School is out for the summer and the days are getting longer. Boy oh boy are the days getting longer. Being the sole teacher/disciplinarian/guardian/playmate/muse of a three-year-old boy from sun up to sun down has given me a greater appreciation for Sean’s teachers — even though they
slighted him missed the opportunity to feature him in the school slideshow as prominently as my precious beautiful special boy-genius deserves (wink wink).
By dinnertime, I was exhausted. I set down a bowl of
hastily made gourmet macaroni and cheese in front of Sean and then I collapsed into my own chair, too tired to eat. Instead I just sat there and watched him clumsily spooning the little orange spirals out of the bowl and into his mouth. I noticed how the afternoon light from the windows outlined his profile with a tiny white line, illuminating the imperceptible baby fine hairs on his face. I thought to myself if I ever get around to doing a painting of him, this is the scene I would paint, his hair the color of an old penny, his impossibly long dark eyelashes, his face outlined with the iridescent glow of sunset.
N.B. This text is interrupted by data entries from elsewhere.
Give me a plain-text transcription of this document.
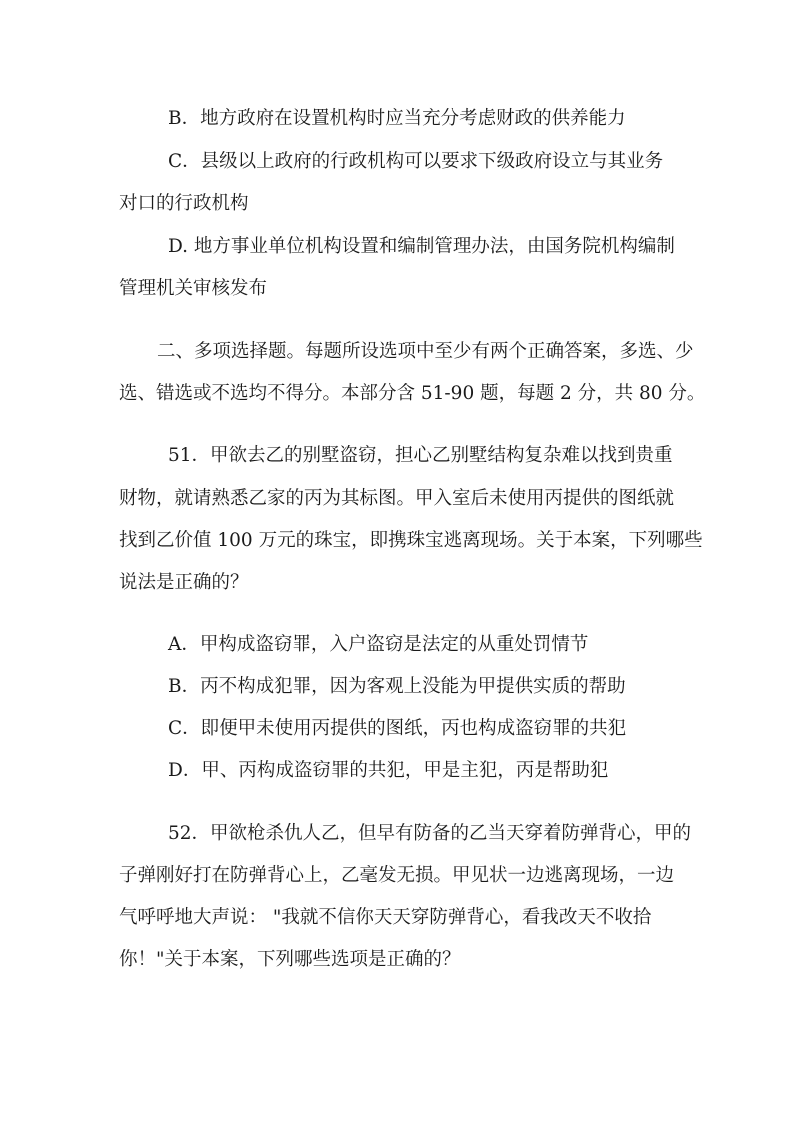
B．地方政府在设置机构时应当充分考虑财政的供养能力
C．县级以上政府的行政机构可以要求下级政府设立与其业务
对口的行政机构
D. 地方事业单位机构设置和编制管理办法，由国务院机构编制
管理机关审核发布
二、多项选择题。每题所设选项中至少有两个正确答案，多选、少
选、错选或不选均不得分。本部分含 51-90 题，每题 2 分，共 80 分。
51．甲欲去乙的别墅盗窃，担心乙别墅结构复杂难以找到贵重
财物，就请熟悉乙家的丙为其标图。甲入室后未使用丙提供的图纸就
找到乙价值 100 万元的珠宝，即携珠宝逃离现场。关于本案，下列哪些
说法是正确的？
A．甲构成盗窃罪，入户盗窃是法定的从重处罚情节
B．丙不构成犯罪，因为客观上没能为甲提供实质的帮助
C．即便甲未使用丙提供的图纸，丙也构成盗窃罪的共犯
D．甲、丙构成盗窃罪的共犯，甲是主犯，丙是帮助犯
52．甲欲枪杀仇人乙，但早有防备的乙当天穿着防弹背心，甲的
子弹刚好打在防弹背心上，乙毫发无损。甲见状一边逃离现场，一边
气呼呼地大声说： "我就不信你天天穿防弹背心，看我改天不收拾
你！"关于本案，下列哪些选项是正确的？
He stopped eating and looked at me. He gave me a sweet smile that belied the number of times he’d visited the time out corner today.
“I love you Sean,” I said to him.
“I wudz you Mommy,” he replied as he screwed up his face and shyly pressed his ear into his hunched up shoulder.
“You’re a good boy.”
“You’re a good mama,” he enthused pointing his cheese-encrusted spoon at me for emphasis.
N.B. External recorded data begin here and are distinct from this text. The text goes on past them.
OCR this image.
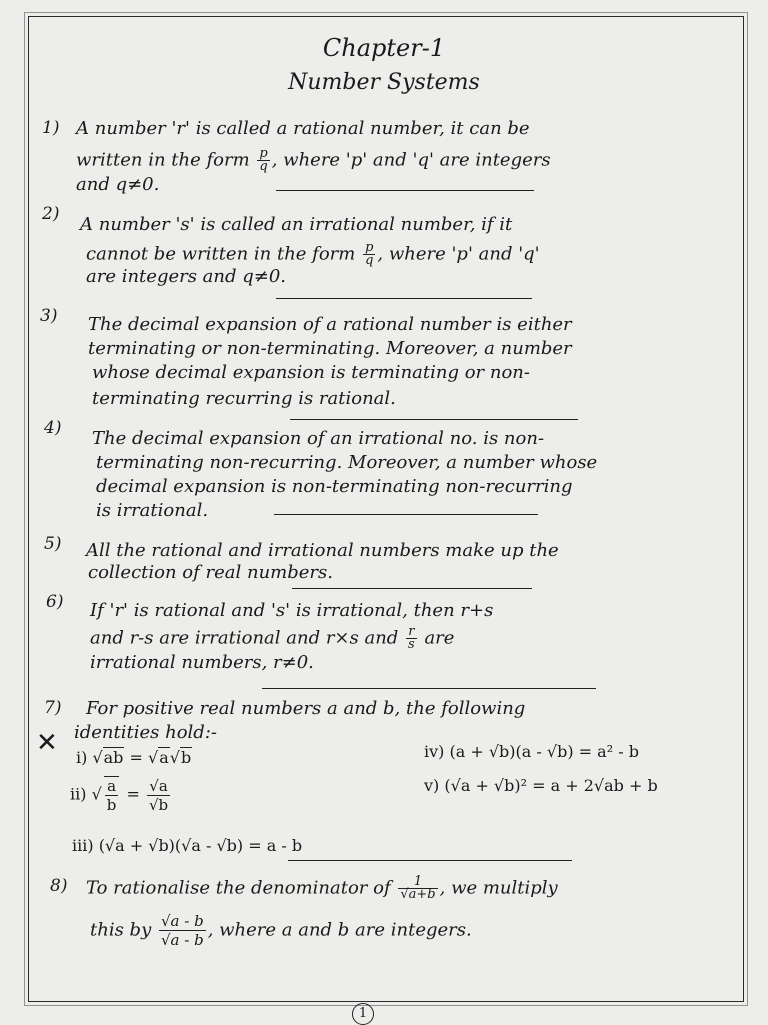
Chapter-1
Number Systems
1) A number 'r' is called a rational number, it can be
written in the form $\frac{p}{q}$ , where 'p' and 'q' are integers
and q≠0.
2) A number 's' is called an irrational number, if it
cannot be written in the form $\frac{p}{q}$ , where 'p' and 'q'
are integers and q≠0.
3) The decimal expansion of a rational number is either
terminating or non-terminating. Moreover, a number
whose decimal expansion is terminating or non-
terminating recurring is rational.
4) The decimal expansion of an irrational no. is non-
terminating non-recurring. Moreover, a number whose
decimal expansion is non-terminating non-recurring
is irrational.
5) All the rational and irrational numbers make up the
collection of real numbers.
6) If 'r' is rational and 's' is irrational, then r+s
and r-s are irrational and r×s and $\frac{r}{s}$ are
irrational numbers, r≠0.
7) For positive real numbers a and b, the following
identities hold:-
✕ i) √ab = √a√b
ii) √ $\frac{a}{b} = \frac{√a}{√b}$
iii) (√a + √b)(√a - √b) = a - b
iv) (a + √b)(a - √b) = a² - b
v) (√a + √b)² = a + 2√ab + b
8) To rationalise the denominator of $\frac{1}{√a+b}$ , we multiply
this by $\frac{√a - b}{√a - b}$ , where a and b are integers.
1
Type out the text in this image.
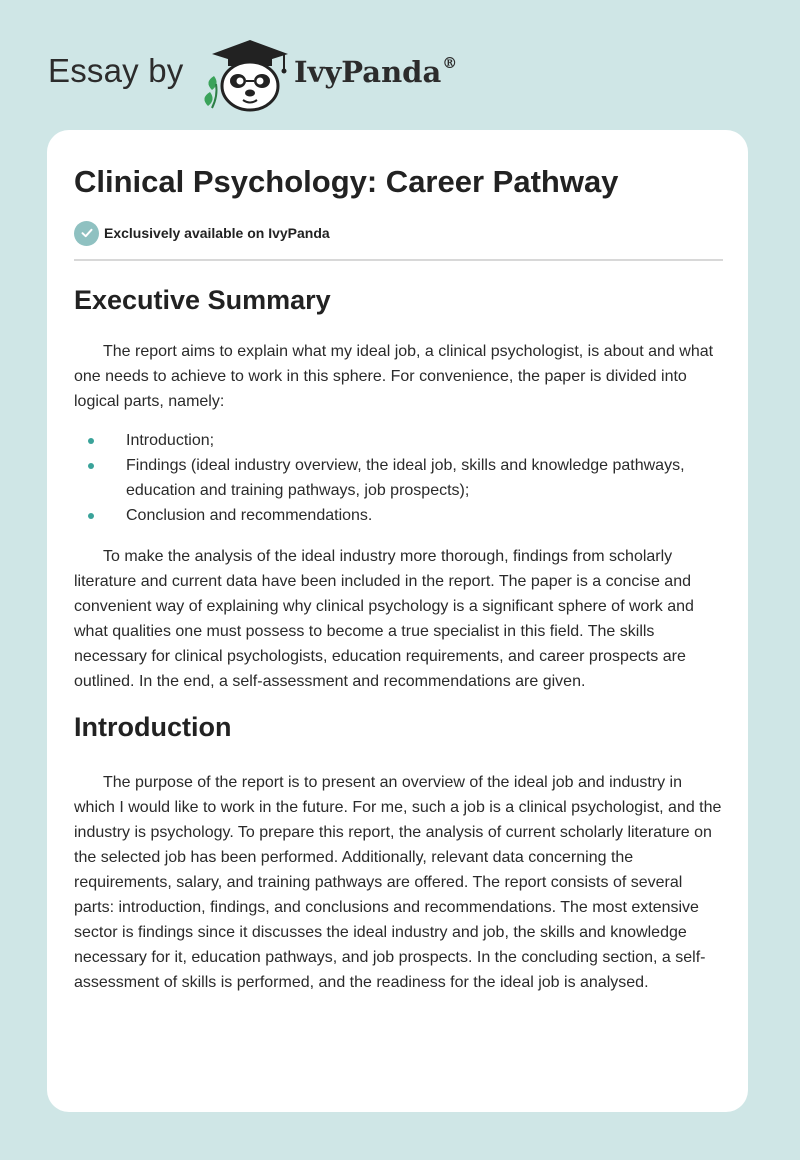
Essay by	IvyPanda®
Clinical Psychology: Career Pathway
Exclusively available on IvyPanda
Executive Summary

The report aims to explain what my ideal job, a clinical psychologist, is about and what one needs to achieve to work in this sphere. For convenience, the paper is divided into logical parts, namely:

Introduction;
Findings (ideal industry overview, the ideal job, skills and knowledge pathways, education and training pathways, job prospects);
Conclusion and recommendations.

To make the analysis of the ideal industry more thorough, findings from scholarly literature and current data have been included in the report. The paper is a concise and convenient way of explaining why clinical psychology is a significant sphere of work and what qualities one must possess to become a true specialist in this field. The skills necessary for clinical psychologists, education requirements, and career prospects are outlined. In the end, a self-assessment and recommendations are given.

Introduction

The purpose of the report is to present an overview of the ideal job and industry in which I would like to work in the future. For me, such a job is a clinical psychologist, and the industry is psychology. To prepare this report, the analysis of current scholarly literature on the selected job has been performed. Additionally, relevant data concerning the requirements, salary, and training pathways are offered. The report consists of several parts: introduction, findings, and conclusions and recommendations. The most extensive sector is findings since it discusses the ideal industry and job, the skills and knowledge necessary for it, education pathways, and job prospects. In the concluding section, a self-assessment of skills is performed, and the readiness for the ideal job is analysed.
Sigh. I thought about that for a moment. I thought about how I had yelled at him earlier in the day. I’m not that good of a mama. But that boy knows I love him with all of my heart. And hopefully that will cover the myriad of mistakes I make in parenting him on any given day.
“Oh Sean,” I confessed more to myself than to him. “You are a better boy than I am a mama.”
“That’s okay,” he consoled, “You are the poodiest wady in the whole woold.”
Man. I’m really going to hate it when his world gets bigger.